E’ entrata nel vivo la campagna di vaccinazione con il siero anticovid di Pfizer per gli ultraottantenni. Dopo una settimana di sostanziale fermo, al centro Pegaso nella struttura ex Creaf oggi sono stati vaccinati 108 anziani dai loro medici di famiglia. 18 i dottori presenti, organizzati in un doppio turno: ciascuno di loro aveva a disposizione una fiala contenente 6 dosi, per altrettanti assistiti. Praticamente la maggior parte dei medici di famiglia pratesi ha scelto di vaccinare al Pegaso, 100 su 178: i rimanenti, soprattutto sanitari della vallata, hanno scelto di rimanere nei distretti socio-sanitari a loro più vicini.
La campagna di vaccinazione si è svolta oggi senza intoppi: gli anziani sono stati vaccinati al piano terra, mentre al primo piano è andata avanti l’immunizzazione col siero AstraZeneca dei docenti, delle forze dell’ordine e del personale degli uffici giudiziari: 234 quelli vaccinati oggi.
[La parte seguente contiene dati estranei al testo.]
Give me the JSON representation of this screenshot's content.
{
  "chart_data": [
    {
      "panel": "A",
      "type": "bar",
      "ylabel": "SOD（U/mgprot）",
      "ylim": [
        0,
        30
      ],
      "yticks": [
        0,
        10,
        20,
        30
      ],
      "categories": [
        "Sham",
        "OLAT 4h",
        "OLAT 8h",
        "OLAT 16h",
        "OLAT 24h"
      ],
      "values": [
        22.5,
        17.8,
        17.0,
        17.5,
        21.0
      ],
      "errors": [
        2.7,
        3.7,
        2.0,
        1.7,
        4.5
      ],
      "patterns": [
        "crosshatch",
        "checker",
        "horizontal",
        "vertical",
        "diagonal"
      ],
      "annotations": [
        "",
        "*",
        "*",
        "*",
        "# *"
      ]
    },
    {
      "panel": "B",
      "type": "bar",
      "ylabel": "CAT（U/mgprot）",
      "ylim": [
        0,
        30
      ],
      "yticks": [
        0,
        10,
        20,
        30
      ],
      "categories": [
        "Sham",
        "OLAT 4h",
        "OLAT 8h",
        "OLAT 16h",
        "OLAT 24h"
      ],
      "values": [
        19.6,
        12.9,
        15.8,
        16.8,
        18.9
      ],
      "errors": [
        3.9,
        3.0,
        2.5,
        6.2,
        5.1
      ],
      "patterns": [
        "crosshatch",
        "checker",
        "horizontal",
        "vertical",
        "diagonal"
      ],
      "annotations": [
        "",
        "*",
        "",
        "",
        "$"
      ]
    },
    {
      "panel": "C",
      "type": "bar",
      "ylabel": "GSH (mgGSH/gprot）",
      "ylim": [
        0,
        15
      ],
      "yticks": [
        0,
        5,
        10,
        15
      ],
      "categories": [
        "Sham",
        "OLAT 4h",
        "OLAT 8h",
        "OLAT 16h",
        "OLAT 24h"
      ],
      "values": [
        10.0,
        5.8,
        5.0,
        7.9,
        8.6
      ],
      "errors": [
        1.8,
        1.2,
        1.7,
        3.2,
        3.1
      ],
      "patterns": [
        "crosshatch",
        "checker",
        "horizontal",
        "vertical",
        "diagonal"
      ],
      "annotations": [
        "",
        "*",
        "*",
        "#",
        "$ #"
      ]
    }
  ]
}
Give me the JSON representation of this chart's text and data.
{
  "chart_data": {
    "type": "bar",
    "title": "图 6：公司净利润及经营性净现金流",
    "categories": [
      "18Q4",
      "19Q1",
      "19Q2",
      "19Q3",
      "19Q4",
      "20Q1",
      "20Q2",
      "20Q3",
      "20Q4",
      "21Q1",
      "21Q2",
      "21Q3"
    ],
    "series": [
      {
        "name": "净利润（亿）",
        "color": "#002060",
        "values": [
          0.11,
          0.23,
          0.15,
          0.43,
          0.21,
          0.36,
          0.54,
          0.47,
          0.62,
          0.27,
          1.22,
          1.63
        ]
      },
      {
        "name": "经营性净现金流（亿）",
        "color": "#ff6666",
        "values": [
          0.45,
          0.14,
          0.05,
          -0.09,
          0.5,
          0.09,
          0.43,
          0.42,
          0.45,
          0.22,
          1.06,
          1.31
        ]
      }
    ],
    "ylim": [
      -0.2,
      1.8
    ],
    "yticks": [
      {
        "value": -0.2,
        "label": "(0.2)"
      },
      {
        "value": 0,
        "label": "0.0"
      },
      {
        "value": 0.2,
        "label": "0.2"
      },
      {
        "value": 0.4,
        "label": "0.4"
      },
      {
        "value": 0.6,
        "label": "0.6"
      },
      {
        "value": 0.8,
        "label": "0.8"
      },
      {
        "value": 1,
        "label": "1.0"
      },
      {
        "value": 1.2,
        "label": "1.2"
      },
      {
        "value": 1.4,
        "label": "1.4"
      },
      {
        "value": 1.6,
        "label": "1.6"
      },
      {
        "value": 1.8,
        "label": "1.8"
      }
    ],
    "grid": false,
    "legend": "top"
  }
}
A detta degli ottantenni presenti, il fatto di ricevere il vaccino dai propri medici di famiglia, figure per loro di riferimento, ha costituto un elemento di maggior rassicurazione.

 

 

Alcuni medici hanno lamentato problemi nella procedura di prenotazione delle fiale di vaccino, distribuite dalle farmacie territoriali: ci sarebbe stato un disallineamento tra i nomi degli assistiti inseriti e le fiale effettivamente presenti oggi, con il rischio di far fare un viaggio a vuoto agli anziani. La direttrice del Santo Stefano Daniela Matarrese ha spiegato che probabilmente alcuni medici non hanno inviato la conferma finale richiesta dal sistema informatico regionale per la prenotazione dei vaccini per gli over 80, ragion per cui sono arrivate meno dosi di quelle previste. Oggi, comunque, nessun anziano convocato è andato via senza iniezione e Matarrese fa sapere che non ci saranno problemi nemmeno per i prossimi giorni: saranno 144 gli ottantenni vaccinati domani. Giovedì saranno 21 i medici pronti nei loro box vaccinazione, mentre le agende della prossima settimana dipendono dall’approvvigionamento delle dosi Pfizer. “Ogni medico ha un centinaio di assistiti dai 100 agli 80 anni – dice la dottoressa Cristina Meoni, oggi a vaccinare i propri pazienti al Pegaso – e ognuno di noi può fare sei somministrazioni a settimana. Di questo passo ci metteremo mesi a vaccinare tutti gli over 80 di Prato”.  La Regione da domani organizzerà dei corsi di formazione per i medici di medicina generale per una corretta impostazione, sin dalle procedure informatiche, del percorso vaccinale.